Frammenti ossei, otturazioni, schizzi finissimi di carne esplosa, una zaffata di gas. L’odore dell’incendio tra le rovine di un edificio sotto la pioggia.
«Così, poi sei vissuto a Dovza City. E sei entrato nell’Azienda. Nel Dipartimento Socioculturale.»
«Mio padre assunse degli insegnanti privati per me. Per correggere la mia istruzione. Superai gli esami brillantemente.»
«Sei sposato, Yara?»
«Lo sono stato. Per due anni.»
«Niente figli?»
Lui scosse la testa.
Continuò a fissare il vuoto. Era seduto rigido, immobile. Il sacco a pelo era tenuto sollevato sopra un ginocchio da una specie di intelaiatura costruita da Tobadan per immobilizzare l’arto e alleviare il dolore. Il piccolo libro era vicino alla sua mano: FRUTTI GEMME DELL’ALBERO DEL SAPERE.
Sutty si piegò in avanti per sciogliere i muscoli delle spalle, si drizzò di nuovo.
«Goiri mi ha chiesto di parlarti del mio mondo. Forse posso farlo, perché la mia vita non è stata tanto diversa dalla tua, sotto certi aspetti… Ti ho parlato degli Unisti. Una volta assunto il governo della nostra parte del paese, cominciarono a effettuare nei villaggi quelle che chiamavano operazioni di purificazione. La situazione era sempre più critica, per noi. La gente ci diceva di nascondere i nostri libri, o di gettarli nel fiume. Zio Hurree stava morendo, allora. Aveva il cuore stanco, diceva. Disse a Zietta di sbarazzarsi dei libri, ma lei non lo fece. E lui morì circondato dai suoi libri.
«Dopo la morte dello zio, i miei genitori riuscirono a fare andar via dall’India Zietta e me. Ci mandarono dall’altra parte del mondo, in un altro continente, a nord, in una città dove il governo non era religioso. C’erano alcune città del genere, perlopiù dove l’Ekumene aveva fondato scuole che insegnavano il sapere hainiano. Gli Unisti odiavano l’Ekumene e volevano tenere lontano dalla Terra tutti gli extraterrestri, ma avevano paura di provare a farlo direttamente. Così incoraggiavano il terrorismo contro le Riserve e le installazioni ansible e tutte le altre cose di cui erano responsabili i demoni extraplanetari.»
Usò la parola inglese "demoni", perché non ne esisteva una analoga in dovzano. S’interruppe un attimo, trasse volutamente un respiro profondo. Yara sedeva in assoluto silenzio, ansioso di ascoltare.

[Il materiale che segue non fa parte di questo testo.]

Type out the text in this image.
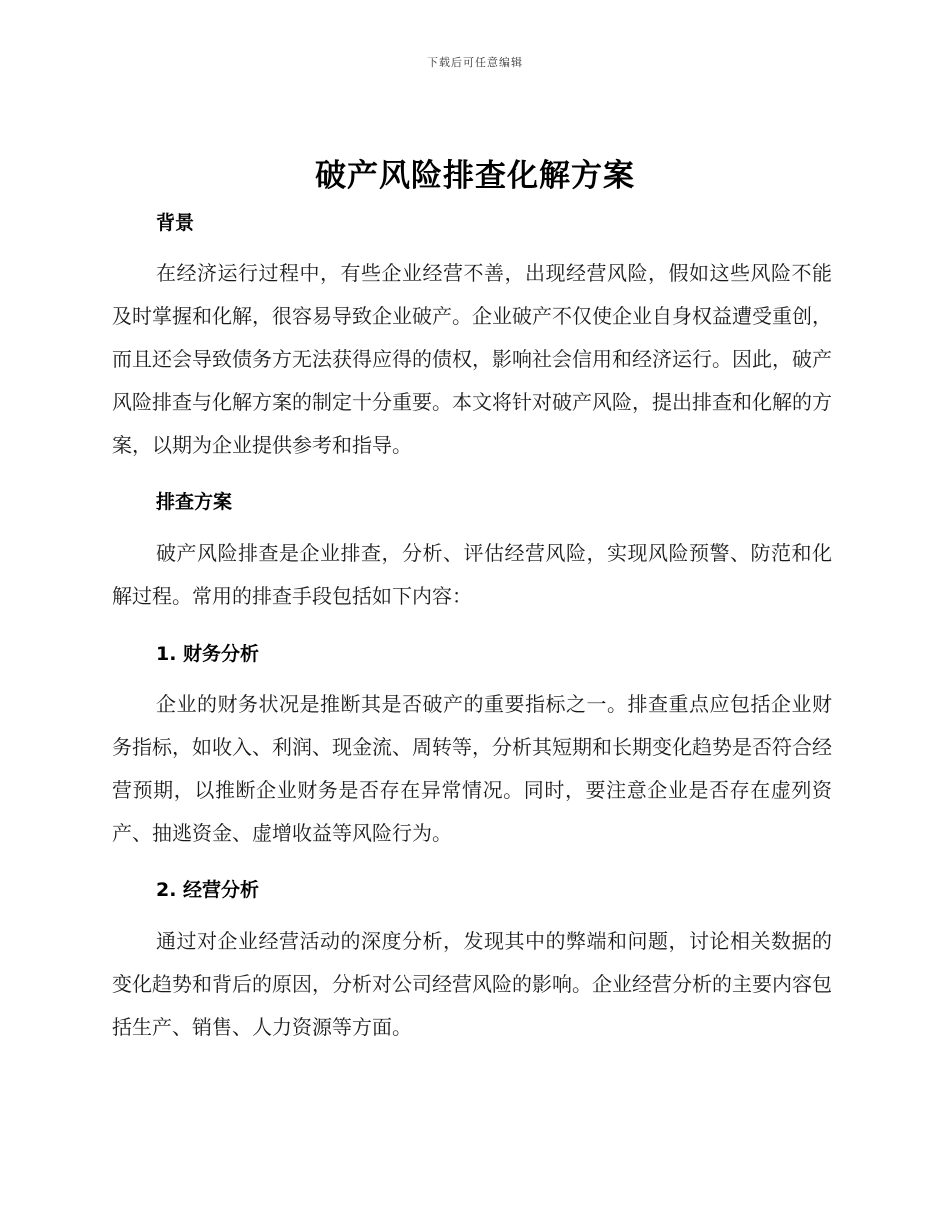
下载后可任意编辑
破产风险排查化解方案
背景

在经济运行过程中，有些企业经营不善，出现经营风险，假如这些风险不能及时掌握和化解，很容易导致企业破产。企业破产不仅使企业自身权益遭受重创，而且还会导致债务方无法获得应得的债权，影响社会信用和经济运行。因此，破产风险排查与化解方案的制定十分重要。本文将针对破产风险，提出排查和化解的方案，以期为企业提供参考和指导。

排查方案

破产风险排查是企业排查，分析、评估经营风险，实现风险预警、防范和化解过程。常用的排查手段包括如下内容：

1. 财务分析

企业的财务状况是推断其是否破产的重要指标之一。排查重点应包括企业财务指标，如收入、利润、现金流、周转等，分析其短期和长期变化趋势是否符合经营预期，以推断企业财务是否存在异常情况。同时，要注意企业是否存在虚列资产、抽逃资金、虚增收益等风险行为。

2. 经营分析

通过对企业经营活动的深度分析，发现其中的弊端和问题，讨论相关数据的变化趋势和背后的原因，分析对公司经营风险的影响。企业经营分析的主要内容包括生产、销售、人力资源等方面。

«Così andai al liceo e all’università in quella città, e iniziai l’addestramento per lavorare per l’Ekumene. In quel periodo, più o meno, l’Ekumene mandò sulla Terra un nuovo rappresentante, un uomo di nome Dalzul, che era cresciuto sulla Terra. Dalzul riuscì a esercitare un’influenza considerevole tra i Padri unisti. In poco tempo, lasciarono che fosse lui ad assumere il controllo in misura sempre maggiore, a dare gli ordini. Dicevano che era un angelo… sarebbe un messaggero di dio. Alcuni di loro cominciarono a dire che avrebbe salvato tutta l’umanità e che li avrebbe avvicinati a dio, e così…» Non esisteva nessuna parola akana che significasse "adorazione". «Si stendevano a terra davanti a lui e lo lodavano e lo supplicavano di essere buono con loro. E facevano qualsiasi cosa Dalzul dicesse loro di fare, perché quella era la loro idea di comportarsi bene… obbedire agli ordini di dio. E pensavano che Dalzul parlasse a nome di dio. O che fosse dio. Così, nel giro di un anno, Dalzul li costrinse a smantellare il regime teocratico. Nel nome di dio.